Yesterday when my brother's family came over for Easter Sunday late lunch/early dinner I made a pav. When it came time to decorate the big meringue I had two excellent helpers in my nieces Eimear and Orla. After spreading the cream across the top (leaving a small section cream-less as Eimear does not like cream) we added sliced strawberries. The girls decided a bit of broken up Easter egg (Cadbury's gluten-free) would be a nice addition, with little Easter eggs around the edge for decoration. Normally I would also add some passionfruit but I forgot to buy some. Sliced banana also goes well, as does kiwi fruit. Just like Stephanie Alexander I always turn the crisp baked shell upside down. As Stephanie says, "this way the marshmallow middle melds with the cream and the sides and base stay crisp." Here is Stephanie's recipe:

Stephanie Alexander's pavlova

Ingredients: 4 egg whites at room temperature (add more egg white if you need to make a larger pav). pinch of salt, 250g caster sugar (add a tablespoon more for each extra egg white), 2 teaspoons cornflour, 1 teaspoon white white vinegar, a few drops of pure vanilla, 300 ml cream, firmly whipped pulp of 10 passionfruit.

Method: Preheat oven to 180 C. Line a baking tray with baking paper and draw a 20 cm circle on the paper.
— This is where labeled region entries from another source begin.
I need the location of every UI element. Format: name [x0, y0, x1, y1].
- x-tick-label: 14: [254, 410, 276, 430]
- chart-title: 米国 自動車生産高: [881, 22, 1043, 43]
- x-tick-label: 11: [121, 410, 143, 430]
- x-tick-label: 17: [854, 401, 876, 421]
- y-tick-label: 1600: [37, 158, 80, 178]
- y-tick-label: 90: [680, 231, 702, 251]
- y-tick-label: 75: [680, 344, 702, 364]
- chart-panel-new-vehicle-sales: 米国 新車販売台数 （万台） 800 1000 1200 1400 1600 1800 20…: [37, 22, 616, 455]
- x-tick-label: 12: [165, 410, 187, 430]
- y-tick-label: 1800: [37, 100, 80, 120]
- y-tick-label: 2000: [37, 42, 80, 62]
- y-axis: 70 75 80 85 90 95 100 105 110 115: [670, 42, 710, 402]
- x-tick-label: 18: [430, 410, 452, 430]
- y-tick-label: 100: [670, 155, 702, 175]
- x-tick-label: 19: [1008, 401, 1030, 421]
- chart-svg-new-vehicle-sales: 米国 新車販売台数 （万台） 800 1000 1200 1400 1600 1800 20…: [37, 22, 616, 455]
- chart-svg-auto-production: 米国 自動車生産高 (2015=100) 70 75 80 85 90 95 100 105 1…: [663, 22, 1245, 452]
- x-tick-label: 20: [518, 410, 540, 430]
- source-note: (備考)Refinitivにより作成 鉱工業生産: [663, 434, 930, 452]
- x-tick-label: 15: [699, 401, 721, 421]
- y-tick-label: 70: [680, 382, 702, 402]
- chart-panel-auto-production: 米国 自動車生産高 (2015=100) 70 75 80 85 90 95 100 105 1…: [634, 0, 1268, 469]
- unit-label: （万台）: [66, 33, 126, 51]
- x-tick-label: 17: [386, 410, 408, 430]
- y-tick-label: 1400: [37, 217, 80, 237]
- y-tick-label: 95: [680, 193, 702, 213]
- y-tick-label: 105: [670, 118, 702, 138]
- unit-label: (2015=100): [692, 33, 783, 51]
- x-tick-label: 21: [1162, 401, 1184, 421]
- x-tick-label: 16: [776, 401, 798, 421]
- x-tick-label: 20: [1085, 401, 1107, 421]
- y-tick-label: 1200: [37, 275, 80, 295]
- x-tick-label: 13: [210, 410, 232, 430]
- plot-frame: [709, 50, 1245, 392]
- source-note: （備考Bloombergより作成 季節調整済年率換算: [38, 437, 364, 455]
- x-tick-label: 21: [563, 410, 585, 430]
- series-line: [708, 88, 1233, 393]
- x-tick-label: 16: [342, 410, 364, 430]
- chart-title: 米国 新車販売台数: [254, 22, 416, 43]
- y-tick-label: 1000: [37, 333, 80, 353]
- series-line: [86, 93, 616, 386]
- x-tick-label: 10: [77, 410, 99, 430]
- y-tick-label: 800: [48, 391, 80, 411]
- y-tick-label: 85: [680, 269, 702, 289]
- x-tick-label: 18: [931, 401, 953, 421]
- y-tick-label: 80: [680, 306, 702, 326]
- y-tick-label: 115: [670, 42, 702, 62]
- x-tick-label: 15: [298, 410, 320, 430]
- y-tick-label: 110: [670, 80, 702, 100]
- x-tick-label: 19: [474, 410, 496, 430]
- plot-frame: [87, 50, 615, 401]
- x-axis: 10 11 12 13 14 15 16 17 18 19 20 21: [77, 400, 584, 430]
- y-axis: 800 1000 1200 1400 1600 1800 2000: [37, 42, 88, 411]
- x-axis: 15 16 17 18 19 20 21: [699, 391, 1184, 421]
Beat egg whites and salt until satiny peaks form. Beat in sugar, a third at a time, until meringue is stiff and shiny. Sprinkle over cornflour, vinegar and vanilla and fold in lightly. Mound onto paper-lined baking tray within circle, flattening top and smoothing sides. Place in oven, immediately reduce heat to 150C and cook for 30 minutes. Reduce further to 120C and cook for 45 minutes. Turn off oven and leave pavlova in it to cool completely. Invert pavlova onto a platter, pile on cream and spoon over passionfruit pulp.


  1. This is the first time I have seen it written / acknowledged that the pav was made first in New Zealand :-)
    Your pav looks beautiful. From a Kiwi.

  2. Thanks Kiwi - I made another one today with banana and passionfruit on top. The pav is probably a bit like us claiming a few famous musicians as Australians when they are really from NZ!